Alimente seus ouvidos e sua alma, um artigo de opinião por Raul Tartarotti.

Vou te contar uma história de muitas vidas, que eu e você também vivemos até hoje, vai nos ajudar a refletir no último dia desse ano, construído a um tempo que nem bem sabemos onde começou, porque as aventuras que vivemos resultaram no que somos agora, preparados para um novo front.

Não te parece que temos menos tempo pra viver do que pra saber?

Como nos disse Mark Twain, “As rugas deveriam apenas indicar onde os sorrisos estiveram” e por isso os lamentos desse ano que finda ficam com ele, porque amanhã nos comprometeremos em fazer tudo bem melhor, e assumiremos os riscos e os títulos do que vamos buscar. Por vezes nos apropriamos de palavras que cruzam esquinas ou em nossos jornais, e que nos servem porque tem nosso tamanho, e podemos vestir e sair no bairro pra mostrar o que escolhemos e nos envolveu até então.

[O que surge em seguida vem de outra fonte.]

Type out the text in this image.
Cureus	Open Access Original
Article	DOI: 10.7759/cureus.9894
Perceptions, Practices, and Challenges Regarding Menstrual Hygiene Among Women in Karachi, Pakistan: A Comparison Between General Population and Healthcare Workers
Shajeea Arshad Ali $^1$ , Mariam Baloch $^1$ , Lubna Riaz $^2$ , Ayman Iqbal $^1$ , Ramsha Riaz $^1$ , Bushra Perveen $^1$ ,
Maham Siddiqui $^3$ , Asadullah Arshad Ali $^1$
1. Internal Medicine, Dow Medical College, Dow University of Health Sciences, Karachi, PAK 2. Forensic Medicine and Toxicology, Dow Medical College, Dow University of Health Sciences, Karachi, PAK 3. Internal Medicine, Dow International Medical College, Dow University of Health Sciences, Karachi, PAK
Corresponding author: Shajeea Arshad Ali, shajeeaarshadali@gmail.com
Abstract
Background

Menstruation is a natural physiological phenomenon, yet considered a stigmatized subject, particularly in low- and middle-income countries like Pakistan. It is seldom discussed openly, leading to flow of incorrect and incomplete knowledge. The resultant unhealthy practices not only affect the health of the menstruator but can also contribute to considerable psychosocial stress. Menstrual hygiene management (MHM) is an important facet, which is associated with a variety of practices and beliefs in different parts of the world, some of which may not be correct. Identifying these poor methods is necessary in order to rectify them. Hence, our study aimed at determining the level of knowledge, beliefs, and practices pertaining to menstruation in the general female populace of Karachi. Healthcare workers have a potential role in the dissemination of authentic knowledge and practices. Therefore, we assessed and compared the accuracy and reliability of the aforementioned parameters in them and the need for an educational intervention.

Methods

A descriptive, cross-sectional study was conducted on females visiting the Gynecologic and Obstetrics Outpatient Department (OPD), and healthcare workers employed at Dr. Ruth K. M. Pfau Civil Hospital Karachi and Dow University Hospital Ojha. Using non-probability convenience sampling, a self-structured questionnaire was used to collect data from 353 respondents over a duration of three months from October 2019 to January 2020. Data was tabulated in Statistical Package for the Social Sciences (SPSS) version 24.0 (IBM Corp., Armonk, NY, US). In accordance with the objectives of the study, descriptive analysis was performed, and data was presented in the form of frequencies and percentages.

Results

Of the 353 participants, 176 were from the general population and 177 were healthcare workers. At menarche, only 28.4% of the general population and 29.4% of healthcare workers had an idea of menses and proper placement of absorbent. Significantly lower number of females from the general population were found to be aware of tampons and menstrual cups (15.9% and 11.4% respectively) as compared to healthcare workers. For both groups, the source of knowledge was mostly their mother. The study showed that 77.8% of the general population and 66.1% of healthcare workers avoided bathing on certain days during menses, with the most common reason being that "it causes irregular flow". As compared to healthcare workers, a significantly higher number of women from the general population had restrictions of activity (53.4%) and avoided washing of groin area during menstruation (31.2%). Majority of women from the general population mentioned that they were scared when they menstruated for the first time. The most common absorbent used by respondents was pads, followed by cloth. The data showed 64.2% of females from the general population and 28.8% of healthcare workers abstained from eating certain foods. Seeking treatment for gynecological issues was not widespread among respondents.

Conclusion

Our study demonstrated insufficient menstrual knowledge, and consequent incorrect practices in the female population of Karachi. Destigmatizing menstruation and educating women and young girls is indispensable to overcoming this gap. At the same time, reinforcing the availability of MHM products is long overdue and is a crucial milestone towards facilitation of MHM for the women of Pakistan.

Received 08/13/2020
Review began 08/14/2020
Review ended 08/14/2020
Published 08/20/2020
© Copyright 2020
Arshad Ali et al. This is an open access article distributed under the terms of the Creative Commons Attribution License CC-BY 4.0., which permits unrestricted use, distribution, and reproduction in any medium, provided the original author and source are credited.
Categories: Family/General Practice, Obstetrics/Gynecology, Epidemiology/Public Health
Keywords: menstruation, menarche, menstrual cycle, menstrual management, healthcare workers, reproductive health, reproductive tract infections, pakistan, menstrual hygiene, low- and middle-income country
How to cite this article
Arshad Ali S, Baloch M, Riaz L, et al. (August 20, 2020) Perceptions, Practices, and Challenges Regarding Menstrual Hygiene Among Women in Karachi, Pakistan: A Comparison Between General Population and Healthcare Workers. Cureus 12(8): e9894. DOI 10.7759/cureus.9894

Use-as para apagar a mancha com que a alma mareia seu espírito, é a única coisa a fazer pra lembrar que está vivo.

Não procure mais prestígio somente na expressão, e sim na alma que te sustenta, encontre valor na graça do evento ao invés de somente em sua intuição, porque algumas pessoas chegam aos nossos olhos e preenchem o rosto de lágrimas, de afeto, de amor, e são quase um abraço de emoções correntes no interior de um corpo calejado pela vida de ensinamentos.

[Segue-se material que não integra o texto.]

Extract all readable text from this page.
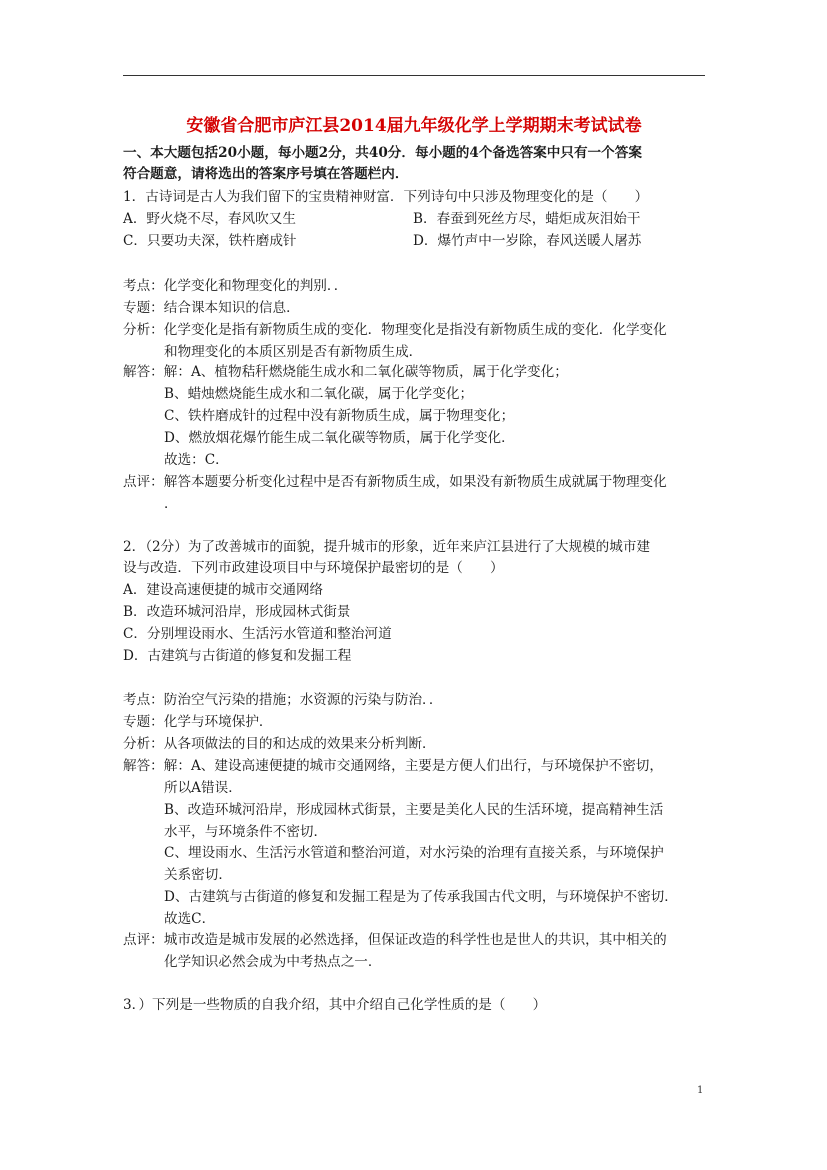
安徽省合肥市庐江县2014届九年级化学上学期期末考试试卷
一、本大题包括20小题，每小题2分，共40分．每小题的4个备选答案中只有一个答案
符合题意，请将选出的答案序号填在答题栏内．
1．古诗词是古人为我们留下的宝贵精神财富．下列诗句中只涉及物理变化的是（　　）
A．野火烧不尽，春风吹又生	B．春蚕到死丝方尽，蜡炬成灰泪始干
C．只要功夫深，铁杵磨成针	D．爆竹声中一岁除，春风送暖人屠苏
考点：化学变化和物理变化的判别．．
专题：结合课本知识的信息．
分析：化学变化是指有新物质生成的变化．物理变化是指没有新物质生成的变化．化学变化
和物理变化的本质区别是否有新物质生成．
解答：解：A、植物秸秆燃烧能生成水和二氧化碳等物质，属于化学变化；
B、蜡烛燃烧能生成水和二氧化碳，属于化学变化；
C、铁杵磨成针的过程中没有新物质生成，属于物理变化；
D、燃放烟花爆竹能生成二氧化碳等物质，属于化学变化．
故选：C．
点评：解答本题要分析变化过程中是否有新物质生成，如果没有新物质生成就属于物理变化
．
2．（2分）为了改善城市的面貌，提升城市的形象，近年来庐江县进行了大规模的城市建
设与改造．下列市政建设项目中与环境保护最密切的是（　　）
A．建设高速便捷的城市交通网络
B．改造环城河沿岸，形成园林式街景
C．分别埋设雨水、生活污水管道和整治河道
D．古建筑与古街道的修复和发掘工程
考点：防治空气污染的措施；水资源的污染与防治．．
专题：化学与环境保护．
分析：从各项做法的目的和达成的效果来分析判断．
解答：解：A、建设高速便捷的城市交通网络，主要是方便人们出行，与环境保护不密切，
所以A错误．
B、改造环城河沿岸，形成园林式街景，主要是美化人民的生活环境，提高精神生活
水平，与环境条件不密切．
C、埋设雨水、生活污水管道和整治河道，对水污染的治理有直接关系，与环境保护
关系密切．
D、古建筑与古街道的修复和发掘工程是为了传承我国古代文明，与环境保护不密切．
故选C．
点评：城市改造是城市发展的必然选择，但保证改造的科学性也是世人的共识，其中相关的
化学知识必然会成为中考热点之一．
3．）下列是一些物质的自我介绍，其中介绍自己化学性质的是（　　）
1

O futuro espera ali na próxima badalada do Big Ben, que sem fogos de artifício entrega um novo construir de oportunidades, singrando os tempos pra mostrar que sua rigidez pode servir de exemplo a quem segue vivo no continuo tic tac de seu tempo.

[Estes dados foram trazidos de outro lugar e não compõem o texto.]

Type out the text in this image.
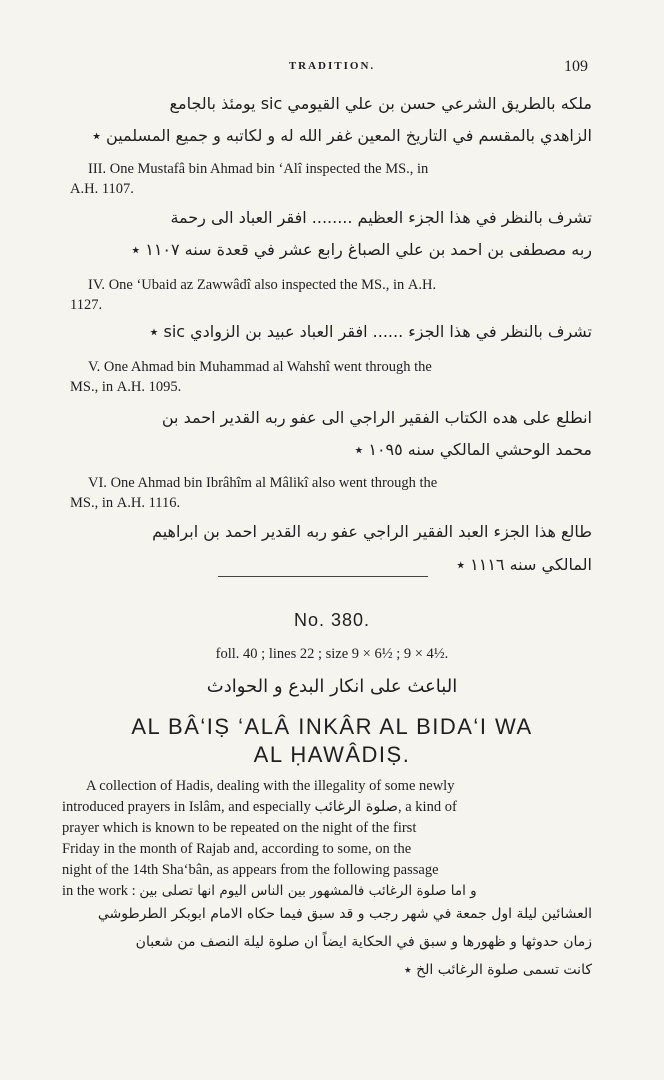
TRADITION.	109
ملكه بالطريق الشرعي حسن بن علي القيومي sic يومئذ بالجامع
الزاهدي بالمقسم في التاريخ المعين غفر الله له و لكاتبه و جميع المسلمين ٭
III. One Mustafâ bin Ahmad bin ‘Alî inspected the MS., in
A.H. 1107.
تشرف بالنظر في هذا الجزء العظيم ........ افقر العباد الى رحمة
ربه مصطفى بن احمد بن علي الصباغ رابع عشر في قعدة سنه ١١٠٧ ٭
IV. One ‘Ubaid az Zawwâdî also inspected the MS., in A.H.
1127.
تشرف بالنظر في هذا الجزء ...... افقر العباد عبيد بن الزوادي sic ٭
V. One Ahmad bin Muhammad al Wahshî went through the
MS., in A.H. 1095.
انطلع على هده الكتاب الفقير الراجي الى عفو ربه القدير احمد بن
محمد الوحشي المالكي سنه ١٠٩٥ ٭
VI. One Ahmad bin Ibrâhîm al Mâlikî also went through the
MS., in A.H. 1116.
طالع هذا الجزء العبد الفقير الراجي عفو ربه القدير احمد بن ابراهيم
المالكي سنه ١١١٦ ٭
No. 380.
foll. 40 ; lines 22 ; size 9 × 6½ ; 9 × 4½.
الباعث على انكار البدع و الحوادث
AL BÂ‘IṢ ‘ALÂ INKÂR AL BIDA‘I WA
AL ḤAWÂDIṢ.
A collection of Hadis, dealing with the illegality of some newly
introduced prayers in Islâm, and especially صلوة الرغائب, a kind of
prayer which is known to be repeated on the night of the first
Friday in the month of Rajab and, according to some, on the
night of the 14th Sha‘bân, as appears from the following passage
in the work : و اما صلوة الرغائب فالمشهور بين الناس اليوم انها تصلى بين
العشائين ليلة اول جمعة في شهر رجب و قد سبق فيما حكاه الامام ابوبكر الطرطوشي
زمان حدوثها و ظهورها و سبق في الحكاية ايضاً ان صلوة ليلة النصف من شعبان
كانت تسمى صلوة الرغائب الخ ٭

Eu gostaria que as telas se desligassem, e passássemos a prestar atenção em rostos, inspirá-los, e ver o brilho que vem da vida real de um amigo. Esses são os que te ajudam a viver, e alguns deles se tornam pessoas de personalidade tão forte, quase como uma montanha, por isso é difícil entender que um dia se vão como areia, de homens gigantes que foram, se reduzem a um nome na lápide.

Sozinhos não temos valor particular, necessitamos do outro, mas bilhões de pessoas continuam vivendo distraídas com muito que aparece em seu redor, mas você necessita saber quem é, e descobrir o que precisa fazer pra conduzir sua viagem. Será que temos mesmo alguma opção independente ou apenas seguimos nossa programação biológica?

O livre arbítrio também é uma invenção humana, e pode proporcionar uma reconstrução que fica entre o tudo e o nada.

Dê um objetivo preciso a sua vida, ela sempre perde instantaneamente seus atrativos e assim como você escolhe o alimento no supermercado, escolha onde e com quem vai alimentar seus ouvidos e sua alma, pra fica mais interessante com o que pretendes preencher o ano que se abre.